The mother-and-child matching outfits garnered several "awwws" from the heavily muzungu-populated audience but the multi-ethnic catwalk was a welcome change, showing us a little diversity in what Zambia has to offer. Despite the models looking a little less than thrilled at having to carry children (I can't imagine having do strut down a catwalk carrying a child...incredible balance these women must have), the clothes were imaginative, colourful and had interesting cuts and angles using the traditional Zambian fabric we had seen most days during Fashion Week. Overall, it was nice to see a family-friendly show and Gordon stood out from the rest of the designers by having children's outfits on parade (and muzungus in her show as well).

The evening show gave us a double whammy of fantastic eveningwear, club outfits, sophisticated casualwear and all at the same time, intended for a similar audience of extremely fashion conscious and fashion-forward young urban women. Coretta Arnold came first followed by Nada in a double presentation Thursday evening.

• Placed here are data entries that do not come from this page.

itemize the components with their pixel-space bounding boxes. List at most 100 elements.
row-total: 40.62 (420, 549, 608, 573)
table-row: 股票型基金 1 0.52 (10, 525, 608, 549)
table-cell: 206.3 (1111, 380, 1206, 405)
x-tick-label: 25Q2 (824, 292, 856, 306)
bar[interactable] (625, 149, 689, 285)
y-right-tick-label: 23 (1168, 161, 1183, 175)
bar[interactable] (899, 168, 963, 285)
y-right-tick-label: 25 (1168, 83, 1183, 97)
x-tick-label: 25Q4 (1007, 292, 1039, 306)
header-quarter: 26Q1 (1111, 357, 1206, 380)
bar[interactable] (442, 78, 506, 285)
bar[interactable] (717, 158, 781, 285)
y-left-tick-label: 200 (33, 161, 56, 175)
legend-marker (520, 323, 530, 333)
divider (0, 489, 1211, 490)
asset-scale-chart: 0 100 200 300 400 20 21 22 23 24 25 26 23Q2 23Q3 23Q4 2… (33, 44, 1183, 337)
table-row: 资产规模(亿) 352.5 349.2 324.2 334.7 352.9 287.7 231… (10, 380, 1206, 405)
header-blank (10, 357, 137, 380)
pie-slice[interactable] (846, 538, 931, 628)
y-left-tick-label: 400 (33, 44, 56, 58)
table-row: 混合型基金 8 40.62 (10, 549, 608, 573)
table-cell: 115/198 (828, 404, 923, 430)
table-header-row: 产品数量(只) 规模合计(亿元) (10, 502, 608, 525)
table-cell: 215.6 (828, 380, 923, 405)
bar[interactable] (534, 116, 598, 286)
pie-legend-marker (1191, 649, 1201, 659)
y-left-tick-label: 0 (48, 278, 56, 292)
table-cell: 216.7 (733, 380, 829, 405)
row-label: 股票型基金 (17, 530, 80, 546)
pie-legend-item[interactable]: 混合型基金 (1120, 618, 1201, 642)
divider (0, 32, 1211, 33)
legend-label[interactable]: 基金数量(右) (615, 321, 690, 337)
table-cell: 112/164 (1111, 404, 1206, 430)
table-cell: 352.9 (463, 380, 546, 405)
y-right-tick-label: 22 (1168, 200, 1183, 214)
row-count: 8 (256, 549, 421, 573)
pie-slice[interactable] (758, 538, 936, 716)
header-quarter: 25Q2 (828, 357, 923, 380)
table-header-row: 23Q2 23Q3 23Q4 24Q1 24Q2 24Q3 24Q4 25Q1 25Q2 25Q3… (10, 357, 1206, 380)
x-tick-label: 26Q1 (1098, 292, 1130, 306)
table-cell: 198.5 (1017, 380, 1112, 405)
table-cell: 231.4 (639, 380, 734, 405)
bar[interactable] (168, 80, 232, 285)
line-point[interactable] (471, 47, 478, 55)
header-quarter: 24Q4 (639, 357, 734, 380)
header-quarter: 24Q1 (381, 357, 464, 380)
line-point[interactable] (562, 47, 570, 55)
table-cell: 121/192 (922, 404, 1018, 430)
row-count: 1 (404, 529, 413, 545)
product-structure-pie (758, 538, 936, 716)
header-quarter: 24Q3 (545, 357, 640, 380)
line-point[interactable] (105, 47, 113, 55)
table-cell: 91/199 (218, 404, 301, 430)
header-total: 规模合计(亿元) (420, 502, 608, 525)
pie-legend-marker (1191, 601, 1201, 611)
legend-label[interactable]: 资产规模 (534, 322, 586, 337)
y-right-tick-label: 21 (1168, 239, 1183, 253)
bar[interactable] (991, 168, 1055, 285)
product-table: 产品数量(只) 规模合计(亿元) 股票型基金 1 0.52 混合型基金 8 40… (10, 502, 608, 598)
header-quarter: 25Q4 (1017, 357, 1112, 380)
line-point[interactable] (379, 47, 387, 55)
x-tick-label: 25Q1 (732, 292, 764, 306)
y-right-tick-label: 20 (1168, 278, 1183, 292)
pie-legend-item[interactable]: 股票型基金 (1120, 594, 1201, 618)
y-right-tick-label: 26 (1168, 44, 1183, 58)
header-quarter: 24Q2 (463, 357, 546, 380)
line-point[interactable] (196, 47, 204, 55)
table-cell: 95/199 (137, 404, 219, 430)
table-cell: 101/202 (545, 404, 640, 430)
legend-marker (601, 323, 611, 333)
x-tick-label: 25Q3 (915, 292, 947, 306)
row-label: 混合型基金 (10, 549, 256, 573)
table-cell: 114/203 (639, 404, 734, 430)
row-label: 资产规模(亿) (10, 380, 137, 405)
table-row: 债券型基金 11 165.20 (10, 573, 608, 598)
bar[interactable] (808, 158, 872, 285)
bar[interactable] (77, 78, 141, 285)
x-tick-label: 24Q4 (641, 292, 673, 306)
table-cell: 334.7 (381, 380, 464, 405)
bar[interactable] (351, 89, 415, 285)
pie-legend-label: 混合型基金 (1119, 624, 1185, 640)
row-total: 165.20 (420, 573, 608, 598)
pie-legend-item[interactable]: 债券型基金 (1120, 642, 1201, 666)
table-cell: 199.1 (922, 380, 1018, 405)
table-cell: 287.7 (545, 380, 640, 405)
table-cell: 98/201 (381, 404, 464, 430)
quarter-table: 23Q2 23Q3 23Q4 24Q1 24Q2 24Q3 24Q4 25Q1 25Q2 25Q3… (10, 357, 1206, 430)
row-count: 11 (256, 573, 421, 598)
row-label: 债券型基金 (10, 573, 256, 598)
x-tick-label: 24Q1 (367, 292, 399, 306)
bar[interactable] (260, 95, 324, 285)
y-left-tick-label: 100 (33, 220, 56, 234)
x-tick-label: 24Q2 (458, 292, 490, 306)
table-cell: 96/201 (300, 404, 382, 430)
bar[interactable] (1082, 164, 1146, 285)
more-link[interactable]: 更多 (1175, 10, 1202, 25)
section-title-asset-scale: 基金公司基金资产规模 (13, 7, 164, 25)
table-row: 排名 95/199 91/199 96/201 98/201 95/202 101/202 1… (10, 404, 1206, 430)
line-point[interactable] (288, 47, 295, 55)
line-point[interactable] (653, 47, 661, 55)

Coretta Arnold's designs graced the catwalk first, with ground-sweeping dresses in bright "notice me" hues (a favourite included two white numbers with multi-coloured polka dots complete with a hot red waist-belt and the second with cute green ribbon sewn throughout) and model Precious Mumbi's barely-there sensual blue top overtop white wide-leg satin trousers made heads turn and eyes widen. A favourite on the men was the blue plaid vest (worn on both our gentleman host and the male model with no shirt underneath...definitely caught the ladies' eyes and I'm sure sold out after the show).

Coretta Arnold
Coretta Arnold
Coretta Arnold
Coretta Arnold

Following Coretta Arnold, the multi-talented Nada took the stage. Decked out in a belly-dancing ensemble, the designer herself opened her set with a dance performance, signalling that her show dictated her unique style and the many sides that exist to her.

Nada
Nada
Nada
Nada

Nada's vast collection of glamorous cocktail dresses and shimmering clubwear illuminated the catwalk with the first visibly "real" collection—outfits that you would definitely see women wearing on a daily basis to the appropriate function. It seems as though Nada designs for every occasion from formal evening functions to weddings to a night out with the ladies bumping and grinding in the clubs. She plays around with a lot of black and white working with both shades simultaneously to express her serious side in a fun ensemble and then surprises us with bold shades of red and baby pink to give her looks a softer edge.

She garnered a huge round of applause not only for her large and impressive collection at the end of her set but also for her own costume and impressive dance performance. Talk about bein artistic in more than one discipline.